Q. What are the future plans of DeepX and what technological advancements can we expect?
A. We are aiming to develop a new technology that can run a very large language model while consuming less than 5 watts of power. This technology will enable artificial intelligence to become ubiquitous in human life, going beyond the realm of science. Our technology will significantly improve the affordability, low power consumption, and high performance of on-device AI. Currently, the latest trend in on-device AI involves incorporating large natural language processing models that facilitate conversations, translation, summarization, writing, coding, and other functions. We define generative AI as a “federated operation of LLMs,” which would be the decisive technology for humanity to commercialize.
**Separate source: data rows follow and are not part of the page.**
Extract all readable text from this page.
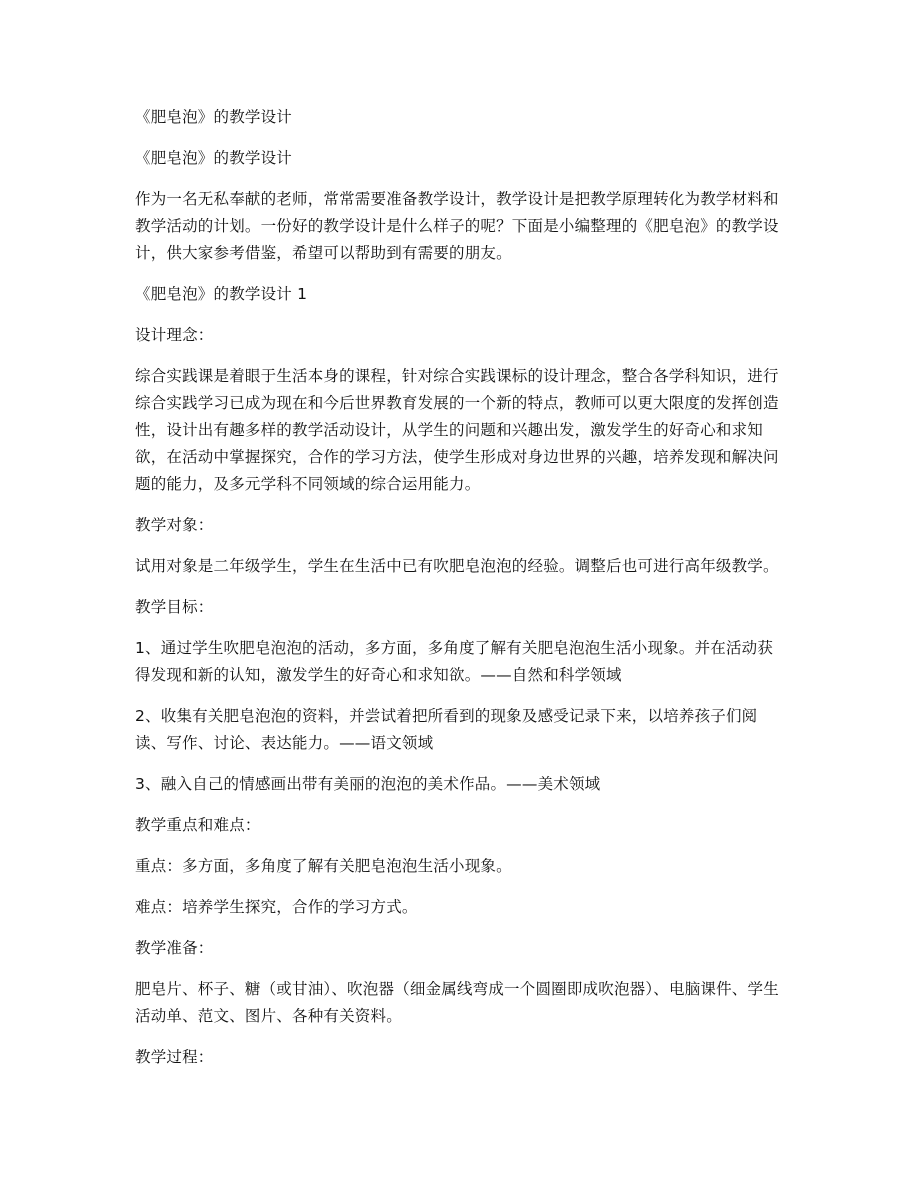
《肥皂泡》的教学设计

《肥皂泡》的教学设计

作为一名无私奉献的老师，常常需要准备教学设计，教学设计是把教学原理转化为教学材料和教学活动的计划。一份好的教学设计是什么样子的呢？下面是小编整理的《肥皂泡》的教学设计，供大家参考借鉴，希望可以帮助到有需要的朋友。

《肥皂泡》的教学设计 1

设计理念：

综合实践课是着眼于生活本身的课程，针对综合实践课标的设计理念，整合各学科知识，进行综合实践学习已成为现在和今后世界教育发展的一个新的特点，教师可以更大限度的发挥创造性，设计出有趣多样的教学活动设计，从学生的问题和兴趣出发，激发学生的好奇心和求知欲，在活动中掌握探究，合作的学习方法，使学生形成对身边世界的兴趣，培养发现和解决问题的能力，及多元学科不同领域的综合运用能力。

教学对象：

试用对象是二年级学生，学生在生活中已有吹肥皂泡泡的经验。调整后也可进行高年级教学。

教学目标：

1、通过学生吹肥皂泡泡的活动，多方面，多角度了解有关肥皂泡泡生活小现象。并在活动获得发现和新的认知，激发学生的好奇心和求知欲。——自然和科学领域

2、收集有关肥皂泡泡的资料，并尝试着把所看到的现象及感受记录下来，以培养孩子们阅读、写作、讨论、表达能力。——语文领域

3、融入自己的情感画出带有美丽的泡泡的美术作品。——美术领域

教学重点和难点：

重点：多方面，多角度了解有关肥皂泡泡生活小现象。

难点：培养学生探究，合作的学习方式。

教学准备：

肥皂片、杯子、糖（或甘油）、吹泡器（细金属线弯成一个圆圈即成吹泡器）、电脑课件、学生活动单、范文、图片、各种有关资料。

教学过程：
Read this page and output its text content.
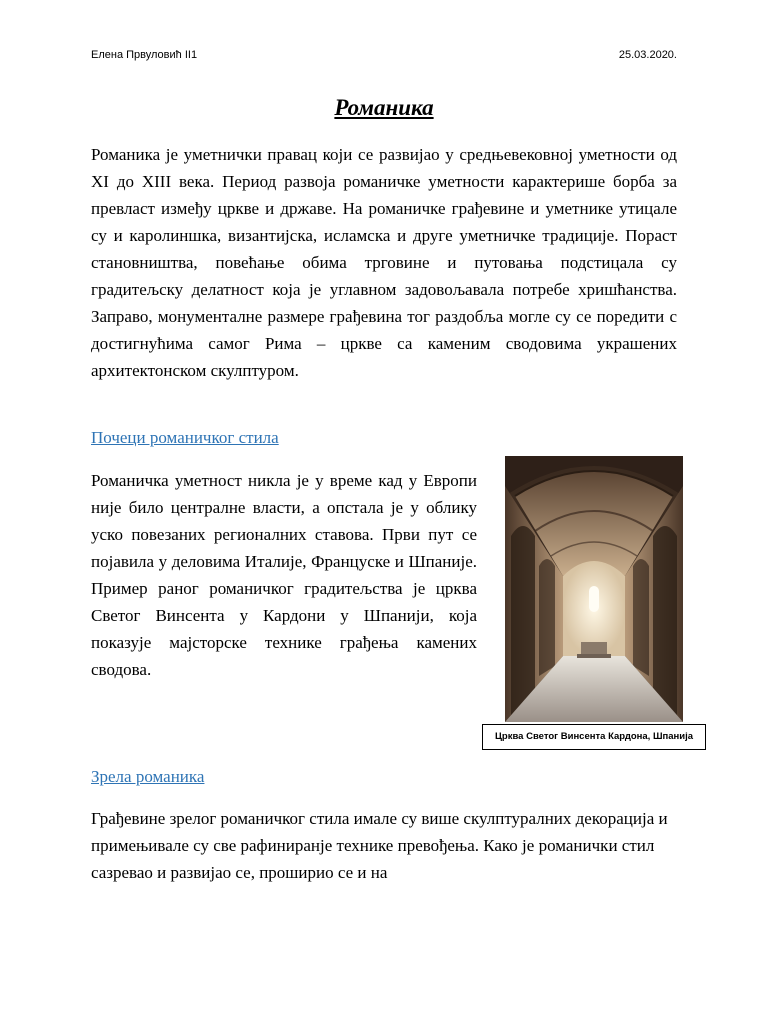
Елена Првуловић II1	25.03.2020.
Романика
Романика је уметнички правац који се развијао у средњевековној уметности од XI до XIII века. Период развоја романичке уметности карактерише борба за превласт између цркве и државе. На романичке грађевине и уметнике утицале су и каролиншка, византијска, исламска и друге уметничке традиције. Пораст становништва, повећање обима трговине и путовања подстицала су градитељску делатност која је углавном задовољавала потребе хришћанства. Заправо, монументалне размере грађевина тог раздобља могле су се поредити с достигнућима самог Рима – цркве са каменим сводовима украшених архитектонском скулптуром.
Почеци романичког стила
Романичка уметност никла је у време кад у Европи није било централне власти, а опстала је у облику уско повезаних регионалних ставова. Први пут се појавила у деловима Италије, Француске и Шпаније. Пример раног романичког градитељства је црква Светог Винсента у Кардони у Шпанији, која показује мајсторске технике грађења камених сводова.
Црква Светог Винсента Кардона, Шпанија
Зрела романика
Грађевине зрелог романичког стила имале су више скулптуралних декорација и примењивале су све рафиниранје технике превођења. Како је романички стил сазревао и развијао се, проширио се и на
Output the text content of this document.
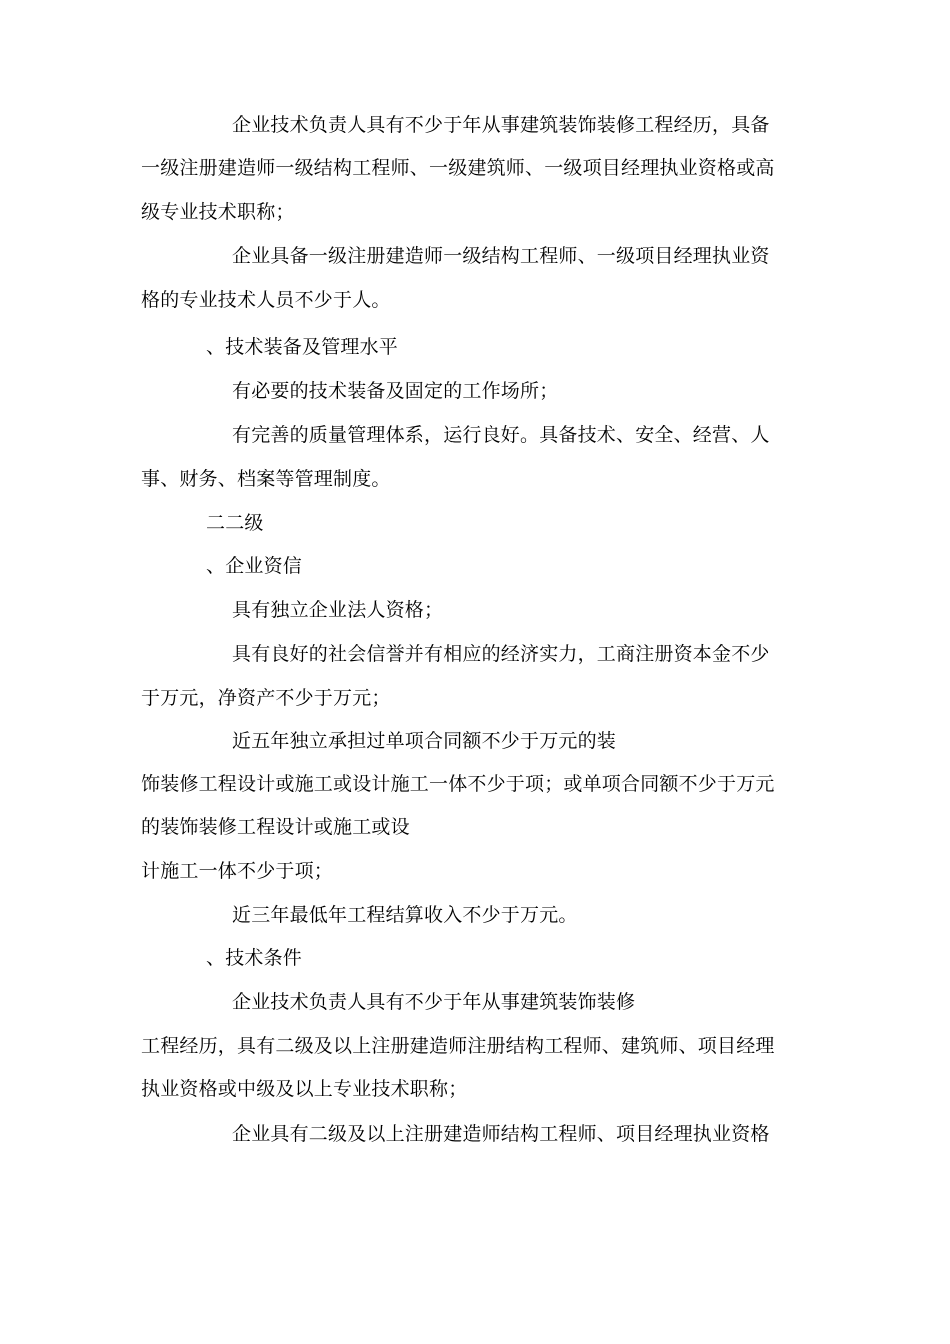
企业技术负责人具有不少于年从事建筑装饰装修工程经历，具备
一级注册建造师一级结构工程师、一级建筑师、一级项目经理执业资格或高
级专业技术职称；
企业具备一级注册建造师一级结构工程师、一级项目经理执业资
格的专业技术人员不少于人。
、技术装备及管理水平
有必要的技术装备及固定的工作场所；
有完善的质量管理体系，运行良好。具备技术、安全、经营、人
事、财务、档案等管理制度。
二二级
、企业资信
具有独立企业法人资格；
具有良好的社会信誉并有相应的经济实力，工商注册资本金不少
于万元，净资产不少于万元；
近五年独立承担过单项合同额不少于万元的装
饰装修工程设计或施工或设计施工一体不少于项；或单项合同额不少于万元
的装饰装修工程设计或施工或设
计施工一体不少于项；
近三年最低年工程结算收入不少于万元。
、技术条件
企业技术负责人具有不少于年从事建筑装饰装修
工程经历，具有二级及以上注册建造师注册结构工程师、建筑师、项目经理
执业资格或中级及以上专业技术职称；
企业具有二级及以上注册建造师结构工程师、项目经理执业资格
It is a collaboration between on-device AI and on-premise AI. With our server and edge AI semiconductor technology, we expect to develop ultra-low power semiconductors to reduce energy consumption and carbon emissions by 1000 times.
*On-premise AI: It refers to AI built within a company’s own data center, without any external connections. This contrasts with cloud AI, which processes data offsite using cloud systems.
Q. Global on-device AI products are expected to reach 300 million units worldwide this year, according to global market research firm Gartner. I’d love to hear your honest thoughts on AI and AI semiconductors.
A. AI is the final invention of humanity as it will mark the endpoint of human evolution. However, the realization of AI is not possible without AI semiconductors. These days, semiconductors are ubiquitous in our lives – from smartphones and cars to home appliances, elevators and even refrigerators. And with the integration of AI, semiconductors are becoming even more critical. Self-driving cars, smart factories, and robotic toys are just some of the examples that will become part of our everyday lives. The most significant question right now is who can build better AI semiconductors faster. At DeepX, we believe that we are solving the challenges of traditional AI semiconductors in one fell swoop, which is why we stand out.
Q. Last question. Did DeepX discover a singularity?
A. I believe that we have advanced the era of AI, which will be implemented in our daily lives in the future. It would have taken much longer for AI semiconductors in CCTVs and robots to move on from old algorithms without DeepX’s products. Someone must do it, so we are doing it first.